Page last updated at 08:03 GMT, Monday, 21 August 2006 09:03 UK

Cancer drug refusal 'major blow'

The drug is marketed under the name Erbitux

A decision to allow patients in Wales to get a "lifeline" bowel cancer drug - which add around five months to their lives - is likely to be overturned.

Health Minister Brian Gibbons approved the use of cetuximab in June, making Welsh patients the first in the UK to receive the drug.

But the UK's health watchdog said on Monday it would not recommend its use as it was not cost effective.

Oncologist Professor John Wagstaff said the decision was a "significant blow".

Cetuximab can delay the spread of advanced cancer and shrink tumours. It is prescribed to patients when all other forms of cancer therapy have failed.

Not to make these drugs routinely available on the NHS to appropriate patients is a scandal
Hilary Whittaker, Beating Bowel Cancer

In Wales, suitable patients can currently receive 18 weeks of treatment on the NHS, costing £600 a week.

But The National Institute for Health and Clinical Excellence (Nice) has published final recommendations which conclude the treatment is not "a good use of scarce NHS resources".

Deputy chief executive Andrea Sutcliffe said: "The evidence available on cetuximab does not compare it to current standard treatment and therefore we are not able to assess whether it is any better than existing treatments or whether the NHS could justify spending money on the drug."

Bowel cancer is the UK's second biggest cancer killer
35,000 are diagnosed every year - 95 a day
16,000 die from bowel cancer every year - 44 a day
30% of patients do not present themselves until the cancer has spread, making treatment more difficult
The five-year survival rate for patients with advanced bowel cancer is less than 5%

Final guidance on the use of the drug is expected in November.

The Welsh Assembly Government said if the recommendations by Nice were finalised, patients in Wales currently receiving the drug would continue to do so.
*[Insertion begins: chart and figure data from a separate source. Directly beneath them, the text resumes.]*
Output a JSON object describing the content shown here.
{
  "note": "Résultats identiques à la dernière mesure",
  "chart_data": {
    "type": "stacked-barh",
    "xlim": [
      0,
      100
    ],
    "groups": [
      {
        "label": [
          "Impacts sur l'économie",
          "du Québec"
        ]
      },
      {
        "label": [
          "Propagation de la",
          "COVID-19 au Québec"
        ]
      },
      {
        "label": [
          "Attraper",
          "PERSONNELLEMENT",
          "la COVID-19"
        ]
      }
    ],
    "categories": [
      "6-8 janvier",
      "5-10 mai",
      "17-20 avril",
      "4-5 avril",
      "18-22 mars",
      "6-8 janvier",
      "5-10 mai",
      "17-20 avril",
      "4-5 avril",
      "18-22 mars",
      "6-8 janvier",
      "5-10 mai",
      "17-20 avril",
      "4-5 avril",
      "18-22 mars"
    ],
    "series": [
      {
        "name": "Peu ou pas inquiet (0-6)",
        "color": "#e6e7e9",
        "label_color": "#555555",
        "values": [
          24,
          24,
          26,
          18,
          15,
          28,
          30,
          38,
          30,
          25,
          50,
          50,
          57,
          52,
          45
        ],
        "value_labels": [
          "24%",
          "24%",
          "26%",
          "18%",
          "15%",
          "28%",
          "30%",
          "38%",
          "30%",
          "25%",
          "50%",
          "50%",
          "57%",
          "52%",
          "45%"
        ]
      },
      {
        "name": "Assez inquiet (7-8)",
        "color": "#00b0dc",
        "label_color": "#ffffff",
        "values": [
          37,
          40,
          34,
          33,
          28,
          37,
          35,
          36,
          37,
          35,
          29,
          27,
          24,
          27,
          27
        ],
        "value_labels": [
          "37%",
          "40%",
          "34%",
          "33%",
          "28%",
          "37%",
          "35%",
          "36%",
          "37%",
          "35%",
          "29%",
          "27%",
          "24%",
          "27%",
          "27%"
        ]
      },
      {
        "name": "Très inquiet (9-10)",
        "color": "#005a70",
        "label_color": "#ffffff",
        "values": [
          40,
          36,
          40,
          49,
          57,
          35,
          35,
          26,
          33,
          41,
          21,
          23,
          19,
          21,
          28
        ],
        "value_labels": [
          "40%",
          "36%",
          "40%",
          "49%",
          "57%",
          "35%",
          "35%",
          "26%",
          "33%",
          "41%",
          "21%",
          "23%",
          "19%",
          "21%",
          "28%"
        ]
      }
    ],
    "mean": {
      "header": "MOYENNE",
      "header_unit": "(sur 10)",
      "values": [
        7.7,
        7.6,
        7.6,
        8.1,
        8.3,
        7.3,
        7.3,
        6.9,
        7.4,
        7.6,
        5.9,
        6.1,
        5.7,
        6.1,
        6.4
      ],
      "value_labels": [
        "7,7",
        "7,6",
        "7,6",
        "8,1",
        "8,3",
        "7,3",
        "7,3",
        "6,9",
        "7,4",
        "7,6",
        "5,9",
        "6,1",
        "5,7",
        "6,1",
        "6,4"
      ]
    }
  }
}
Prof Wagstaff, from the South West Wales Cancer Institute in Swansea, said the decision was a "significant blow" to patients and oncologists in Wales.

He said: "Cost should not be the deciding factor in how we treat our patients, especially when a drug has proven efficacy and is widely used in the rest of Europe."

Hilary Whittaker, chief executive of Beating Bowel Cancer said Nice's decision was "a scandal" which had left her members "extremely angry" as the drug was available across to people with advanced bowel cancer.

She said: "So the UK is the only country now that doesn't have it but it is particularly difficult in Wales because we're concerned about what it going to happen to patients who have already started treatments.

'Quality of life'

"It's absolutely unacceptable to make a decision based on cost alone. We think a lot more consideration should be given to the quality of life [of patients].

Hayley Sandrey, from Llanedeyrn, Cardiff, has suffered bowel cancer and said it was crucial that other sufferers had access to the treatment they need.

She said: "I think it's cruel to be able to say 'we've got something that could help you, we were going to give it to you but now we're not going to,' you can't do that to people.

"It's totally inhuman. I think it's just plain cruel to do that purely on the matter of cost."

Dr Tim Maughan, a Professor of Cancer Studies at Cardiff University College of Medicine, said Nice's recommendation was "understandable, if disappointing".

He said: "I think when we know who benefits the most and when to use it, it will become available again, but we need the results of those trials and they are ongoing at the moment."

Consultees can appeal against the recommendations, but the assembly government has said it was unlikely to do so.